One lesson from affiliating a tree perhaps the greatest moral lesson anyhow from earth, rocks, animals, is that same lesson of inherencey, of what is, without the least regard to what the looker on (the critic) supposes or says, or whether he likes or dislikes. What worse what more general malady pervades each and all of us, our literature, education, attitude towards each other, (even towards ourselves,) than morbid trouble about seems, (generally temporarily seems too,) and no trouble at all, or hardly any, about the sane slow-growing, perennial, real parts of character, books, friendship, marriage, humanity's invisible foundations and hold-together? (As the all-basis, the nerve, the great sympathetic, the plenum within humanity, giving stamp to everything, is necessarily invisible.)

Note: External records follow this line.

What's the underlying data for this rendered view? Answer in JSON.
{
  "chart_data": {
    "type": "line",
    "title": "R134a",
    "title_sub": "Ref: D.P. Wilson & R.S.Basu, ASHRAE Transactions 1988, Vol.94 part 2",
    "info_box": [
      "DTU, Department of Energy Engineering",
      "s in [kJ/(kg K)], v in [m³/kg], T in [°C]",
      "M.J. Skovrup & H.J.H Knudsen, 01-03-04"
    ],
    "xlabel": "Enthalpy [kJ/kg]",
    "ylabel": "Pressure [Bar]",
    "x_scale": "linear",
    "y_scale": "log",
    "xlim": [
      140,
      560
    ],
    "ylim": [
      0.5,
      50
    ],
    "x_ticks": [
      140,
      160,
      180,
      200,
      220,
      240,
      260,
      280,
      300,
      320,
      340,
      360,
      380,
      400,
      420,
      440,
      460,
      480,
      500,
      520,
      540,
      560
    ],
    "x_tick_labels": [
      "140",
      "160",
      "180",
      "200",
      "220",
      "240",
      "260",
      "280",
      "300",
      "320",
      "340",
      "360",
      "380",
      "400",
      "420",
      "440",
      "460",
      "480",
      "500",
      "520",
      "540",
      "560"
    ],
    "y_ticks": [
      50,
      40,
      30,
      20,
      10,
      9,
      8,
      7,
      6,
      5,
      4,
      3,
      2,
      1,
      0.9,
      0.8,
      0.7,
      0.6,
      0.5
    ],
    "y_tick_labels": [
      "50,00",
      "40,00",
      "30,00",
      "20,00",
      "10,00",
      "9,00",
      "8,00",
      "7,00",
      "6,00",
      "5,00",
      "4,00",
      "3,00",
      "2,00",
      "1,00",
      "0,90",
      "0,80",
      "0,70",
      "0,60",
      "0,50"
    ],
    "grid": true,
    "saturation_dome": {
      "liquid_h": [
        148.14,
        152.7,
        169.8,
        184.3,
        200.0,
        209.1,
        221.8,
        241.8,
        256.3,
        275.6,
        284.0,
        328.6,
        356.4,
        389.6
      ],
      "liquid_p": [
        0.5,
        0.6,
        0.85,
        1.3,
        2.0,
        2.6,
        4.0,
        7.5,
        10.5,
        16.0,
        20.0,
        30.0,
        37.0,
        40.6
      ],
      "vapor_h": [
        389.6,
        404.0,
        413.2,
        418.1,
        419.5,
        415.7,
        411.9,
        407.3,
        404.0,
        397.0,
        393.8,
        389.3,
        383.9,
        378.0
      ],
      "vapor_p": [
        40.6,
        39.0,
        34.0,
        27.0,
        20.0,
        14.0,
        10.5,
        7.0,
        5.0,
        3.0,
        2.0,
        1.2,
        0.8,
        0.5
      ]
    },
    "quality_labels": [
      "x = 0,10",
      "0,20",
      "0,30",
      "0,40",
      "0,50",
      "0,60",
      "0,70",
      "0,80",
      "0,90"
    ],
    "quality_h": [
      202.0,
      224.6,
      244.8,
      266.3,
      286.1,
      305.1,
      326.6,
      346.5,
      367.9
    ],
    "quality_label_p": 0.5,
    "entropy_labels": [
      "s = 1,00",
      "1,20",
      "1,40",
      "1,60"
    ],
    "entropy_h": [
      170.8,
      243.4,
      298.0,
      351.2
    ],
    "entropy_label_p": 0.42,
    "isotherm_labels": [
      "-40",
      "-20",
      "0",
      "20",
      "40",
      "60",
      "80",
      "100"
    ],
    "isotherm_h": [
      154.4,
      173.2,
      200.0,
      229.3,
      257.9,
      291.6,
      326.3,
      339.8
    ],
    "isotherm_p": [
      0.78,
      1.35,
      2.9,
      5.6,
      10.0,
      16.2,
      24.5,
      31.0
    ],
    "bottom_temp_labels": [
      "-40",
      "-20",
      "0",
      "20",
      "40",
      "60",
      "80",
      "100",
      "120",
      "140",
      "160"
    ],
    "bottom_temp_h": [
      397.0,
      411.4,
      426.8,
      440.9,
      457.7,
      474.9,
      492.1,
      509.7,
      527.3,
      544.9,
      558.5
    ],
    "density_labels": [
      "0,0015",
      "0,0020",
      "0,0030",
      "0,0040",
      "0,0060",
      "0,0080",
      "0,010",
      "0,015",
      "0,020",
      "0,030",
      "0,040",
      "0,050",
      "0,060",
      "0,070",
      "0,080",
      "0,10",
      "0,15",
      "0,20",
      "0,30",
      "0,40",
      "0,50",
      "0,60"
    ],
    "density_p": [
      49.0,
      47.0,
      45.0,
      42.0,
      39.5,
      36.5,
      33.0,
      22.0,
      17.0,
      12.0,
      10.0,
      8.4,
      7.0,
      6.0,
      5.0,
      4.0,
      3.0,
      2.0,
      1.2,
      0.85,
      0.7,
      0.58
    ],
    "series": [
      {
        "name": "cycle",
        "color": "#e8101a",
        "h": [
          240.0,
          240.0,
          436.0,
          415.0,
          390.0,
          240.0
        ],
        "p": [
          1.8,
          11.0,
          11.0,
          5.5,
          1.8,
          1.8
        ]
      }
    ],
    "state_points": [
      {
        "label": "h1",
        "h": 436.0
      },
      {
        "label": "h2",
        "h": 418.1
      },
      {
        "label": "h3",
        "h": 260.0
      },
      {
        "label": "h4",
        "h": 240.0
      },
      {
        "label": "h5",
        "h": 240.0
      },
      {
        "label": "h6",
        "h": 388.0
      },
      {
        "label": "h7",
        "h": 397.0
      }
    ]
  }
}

Whitman uses the term plenum here as humanity's foundation, and the slow-growing fundament of Nature which it teaches us about. He also uses the term inherency, another useful concept in considering both the via positiva and Nature Mysticism. Although he mentions dryad and hamadryad, Whitman is not an occultist, and does not recommend the view of Nature that Rudolf Steiner might adopt where the significance of trees for example lie in the spirits that inhabit them. Rather it is a resting in what is, finding Nature to be good, and through the loss of the sense of separate self, finding that oneself is good too. Death and suffering are no more than things to take in one's stride, giving them due care and close, unflinchng attention.